1. General Hospital Damboa

== Climate ==
Damboa experiences a hot and cool season with average highs in April and lows in July and September, and a colder month in January.

Temperatures are high throughout the year, ranging from 80 F to 105 °F, while annual rainfall averages between 500 mm and 700 mm.

==Attacks==
A 2012 article in Vanguard News noted the death of Alhaji Lawan Kabu, former Chairman Damboa Local Government Area. It suggested that some of the perpetrators of violence in Borno State were using Boko Haram as an excuse for political violence.

A 28 May 2014 report in the Premium Times quoted "a spokesperson of the local vigilante" as saying:

“Places like Talasla, Ajigin, Mangozam, Abima, Abulam, Keloruwa; all within Damboa Local Government Area have now been taken over by the Boko Haram gunmen”.

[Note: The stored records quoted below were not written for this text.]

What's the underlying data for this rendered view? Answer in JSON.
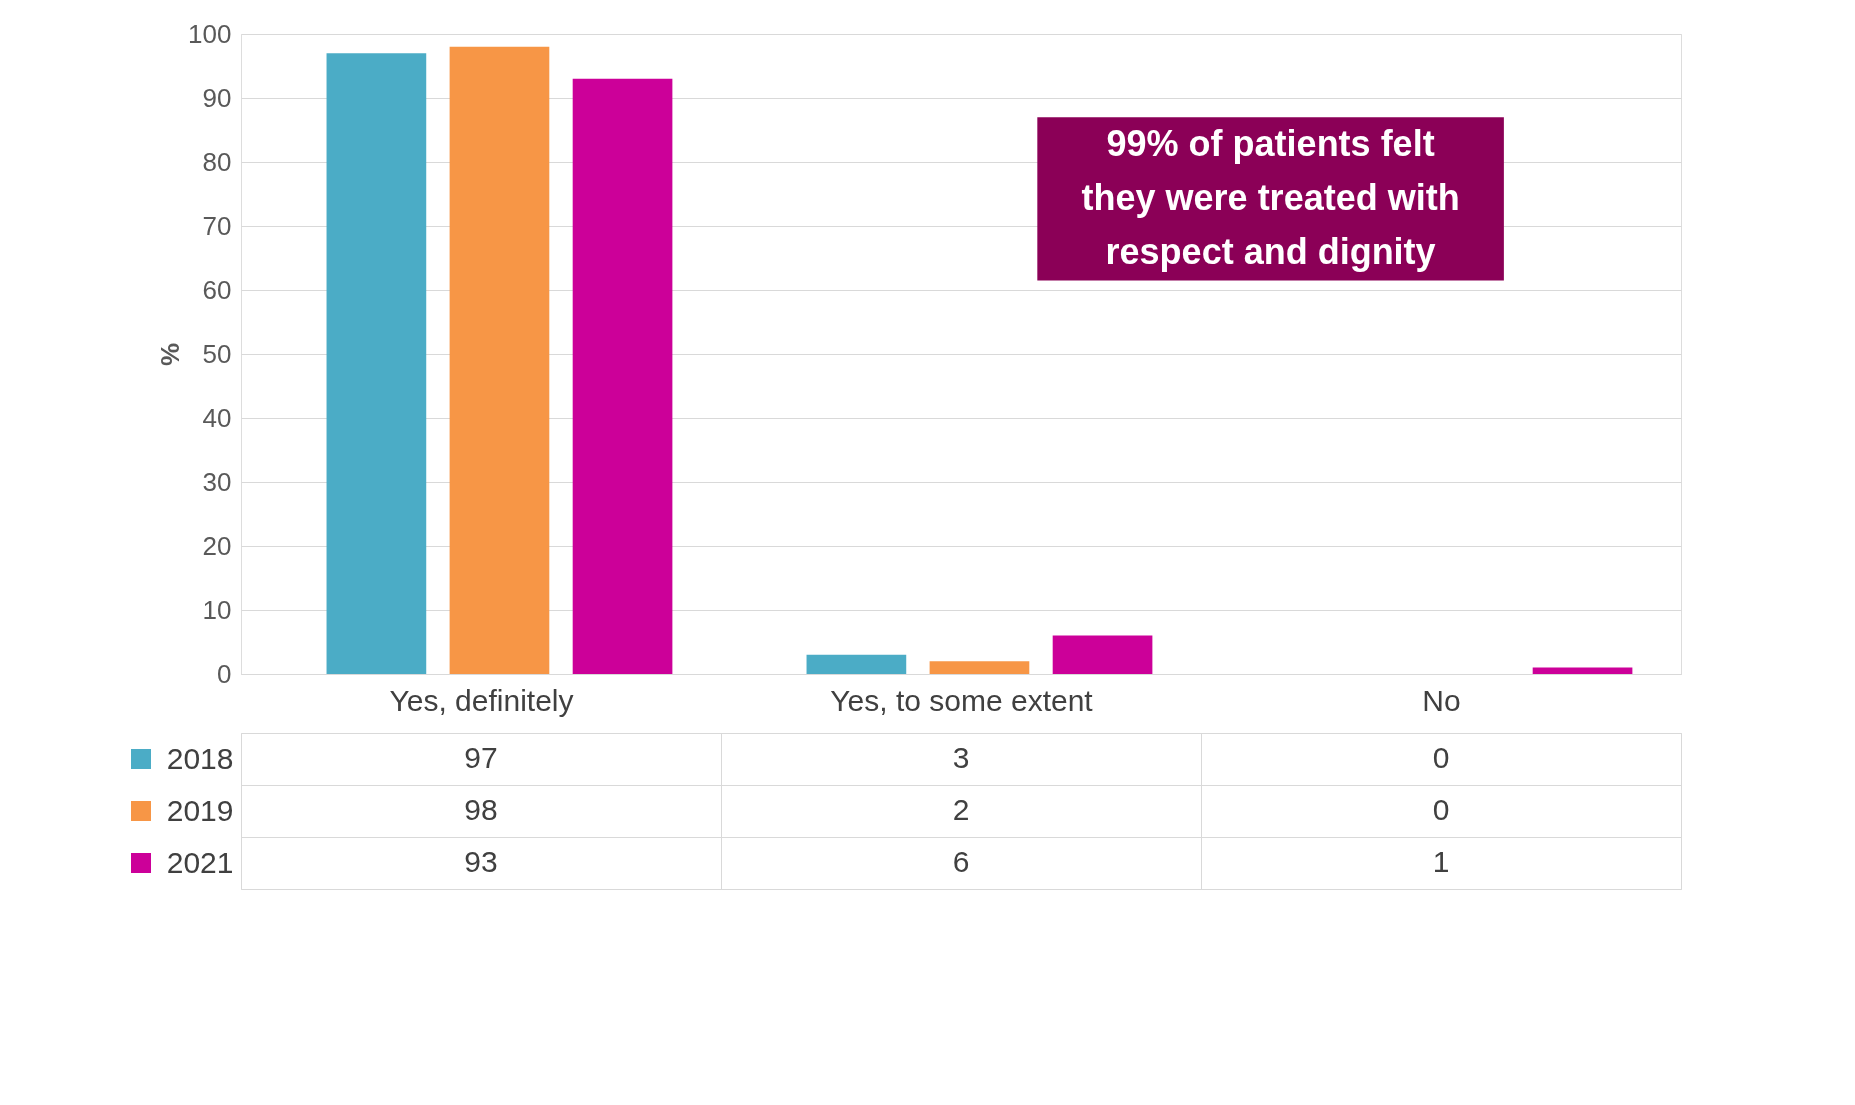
{
  "chart_data": {
    "type": "bar",
    "ylabel": "%",
    "categories": [
      "Yes, definitely",
      "Yes, to some extent",
      "No"
    ],
    "series": [
      {
        "name": "2018",
        "color": "#4bacc6",
        "values": [
          97,
          3,
          0
        ]
      },
      {
        "name": "2019",
        "color": "#f79646",
        "values": [
          98,
          2,
          0
        ]
      },
      {
        "name": "2021",
        "color": "#cc0099",
        "values": [
          93,
          6,
          1
        ]
      }
    ],
    "ylim": [
      0,
      100
    ],
    "yticks": [
      0,
      10,
      20,
      30,
      40,
      50,
      60,
      70,
      80,
      90,
      100
    ],
    "grid": "y",
    "data_labels": true,
    "legend": "bottom left",
    "annotations": [
      "99% of patients felt they were treated with respect and dignity"
    ]
  }
}
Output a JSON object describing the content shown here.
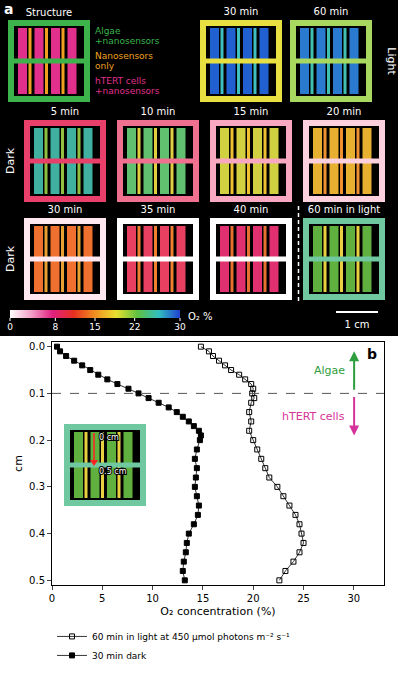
{
  "panel_a": {
    "label": "a",
    "structure": {
      "title": "Structure",
      "colors": {
        "algae": "#3cb44b",
        "sensors": "#f0a020",
        "cells": "#e0308c"
      },
      "key": [
        {
          "lines": [
            "Algae",
            "+nanosensors"
          ],
          "color": "#3cb44b"
        },
        {
          "lines": [
            "Nanosensors",
            "only"
          ],
          "color": "#f0a020"
        },
        {
          "lines": [
            "hTERT cells",
            "+nanosensors"
          ],
          "color": "#e0308c"
        }
      ]
    },
    "rows": [
      {
        "label": "Light",
        "tiles": [
          {
            "title": "30 min",
            "colors": {
              "algae": "#e8e040",
              "sensors": "#40c0c0",
              "cells": "#2060d0"
            }
          },
          {
            "title": "60 min",
            "colors": {
              "algae": "#a8d860",
              "sensors": "#40c0b0",
              "cells": "#2a7ad0"
            }
          }
        ]
      },
      {
        "label": "Dark",
        "tiles": [
          {
            "title": "5 min",
            "colors": {
              "algae": "#e8406a",
              "sensors": "#90c040",
              "cells": "#40b0a0"
            }
          },
          {
            "title": "10 min",
            "colors": {
              "algae": "#f07090",
              "sensors": "#e0d040",
              "cells": "#60c070"
            }
          },
          {
            "title": "15 min",
            "colors": {
              "algae": "#f8a8c0",
              "sensors": "#f0c030",
              "cells": "#d0d040"
            }
          },
          {
            "title": "20 min",
            "colors": {
              "algae": "#fcd0dc",
              "sensors": "#f09030",
              "cells": "#e8b030"
            }
          }
        ]
      },
      {
        "label": "Dark",
        "tiles": [
          {
            "title": "30 min",
            "colors": {
              "algae": "#ffe8f0",
              "sensors": "#e8a030",
              "cells": "#f07030"
            }
          },
          {
            "title": "35 min",
            "colors": {
              "algae": "#ffffff",
              "sensors": "#f08030",
              "cells": "#e84060"
            }
          },
          {
            "title": "40 min",
            "colors": {
              "algae": "#ffffff",
              "sensors": "#e87030",
              "cells": "#e03070"
            }
          },
          {
            "title": "60 min in light",
            "colors": {
              "algae": "#70c8a0",
              "sensors": "#e8d040",
              "cells": "#60b040"
            }
          }
        ]
      }
    ],
    "colorbar": {
      "range": [
        0,
        30
      ],
      "ticks": [
        0,
        8,
        15,
        22,
        30
      ],
      "label": "O₂ %"
    },
    "scale_bar": "1 cm"
  },
  "inset": {
    "top_label": "0 cm",
    "bottom_label": "0.5 cm",
    "colors": {
      "algae": "#70c8a0",
      "sensors": "#e8d040",
      "cells": "#60b040"
    }
  },
  "chart_data": {
    "type": "scatter",
    "label": "b",
    "xlabel": "O₂ concentration (%)",
    "ylabel": "cm",
    "xlim": [
      0,
      33
    ],
    "xticks": [
      0,
      5,
      10,
      15,
      20,
      25,
      30
    ],
    "ylim": [
      0.51,
      -0.01
    ],
    "yticks": [
      {
        "value": 0,
        "label": "0.0"
      },
      0.1,
      0.2,
      0.3,
      0.4,
      0.5
    ],
    "grid": false,
    "legend": "bottom",
    "boundary_y": 0.1,
    "annotations": [
      {
        "text": "Algae",
        "color": "#2e9e3e",
        "direction": "up"
      },
      {
        "text": "hTERT cells",
        "color": "#d6339a",
        "direction": "down"
      }
    ],
    "series": [
      {
        "name": "60 min in light at 450 µmol photons m⁻² s⁻¹",
        "color": "#000000",
        "marker": "square-open",
        "line_style": "solid",
        "x": [
          14.8,
          15.6,
          16.0,
          16.6,
          17.2,
          17.8,
          18.6,
          19.2,
          19.8,
          20.0,
          19.9,
          20.1,
          19.8,
          19.6,
          19.8,
          19.6,
          20.0,
          20.4,
          20.8,
          21.2,
          21.6,
          22.4,
          23.0,
          23.6,
          24.2,
          24.6,
          24.8,
          25.0,
          24.6,
          24.0,
          23.2,
          22.6
        ],
        "y": [
          0.0,
          0.01,
          0.02,
          0.03,
          0.04,
          0.05,
          0.06,
          0.07,
          0.08,
          0.09,
          0.1,
          0.11,
          0.12,
          0.14,
          0.16,
          0.18,
          0.2,
          0.22,
          0.24,
          0.26,
          0.28,
          0.3,
          0.32,
          0.34,
          0.36,
          0.38,
          0.4,
          0.42,
          0.44,
          0.46,
          0.48,
          0.5
        ]
      },
      {
        "name": "30 min dark",
        "color": "#000000",
        "marker": "square",
        "line_style": "solid",
        "x": [
          0.5,
          0.8,
          1.4,
          2.2,
          3.0,
          3.8,
          4.6,
          5.5,
          6.5,
          7.6,
          8.6,
          9.6,
          10.6,
          11.6,
          12.4,
          13.0,
          13.6,
          14.1,
          14.6,
          14.8,
          14.7,
          14.4,
          14.2,
          14.4,
          14.3,
          14.2,
          14.4,
          14.6,
          14.5,
          14.1,
          13.6,
          13.4,
          13.3,
          13.1,
          13.0,
          13.2
        ],
        "y": [
          0.0,
          0.01,
          0.02,
          0.03,
          0.04,
          0.05,
          0.06,
          0.07,
          0.08,
          0.09,
          0.1,
          0.11,
          0.12,
          0.13,
          0.14,
          0.15,
          0.16,
          0.17,
          0.18,
          0.19,
          0.2,
          0.22,
          0.24,
          0.26,
          0.28,
          0.3,
          0.32,
          0.34,
          0.36,
          0.38,
          0.4,
          0.42,
          0.44,
          0.46,
          0.48,
          0.5
        ]
      }
    ]
  }
}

A 25 June 2014 report of an attack on a military post at Bulabulin Ngaura was not confirmed by military sources.

On 26 June 2014, Borno State Governor Kashim Shettima had "ordered an investigation into alleged abduction of 60 women by suspected insurgents in Damboa Local Government Area," in the villages of Kummabza, Yaga and Dagu.

On 18 July 2014, Damboa was attacked, with "at least 18 dead ... Eyewitnesses told the BBC that half of Damboa had been burnt down, including the town's main market."

As of 19 October 2014, the town was under Boko Haram control; however, the Arewa Consultative Forum (ACF) had "issued an official statement ... saying that the ceasefire deal announced by government must be followed with the return of all territories captured by the insurgents." On 21 October, 35 insurgents were killed in an attack by 195 Battalion of the 7 Division of the Nigerian Army.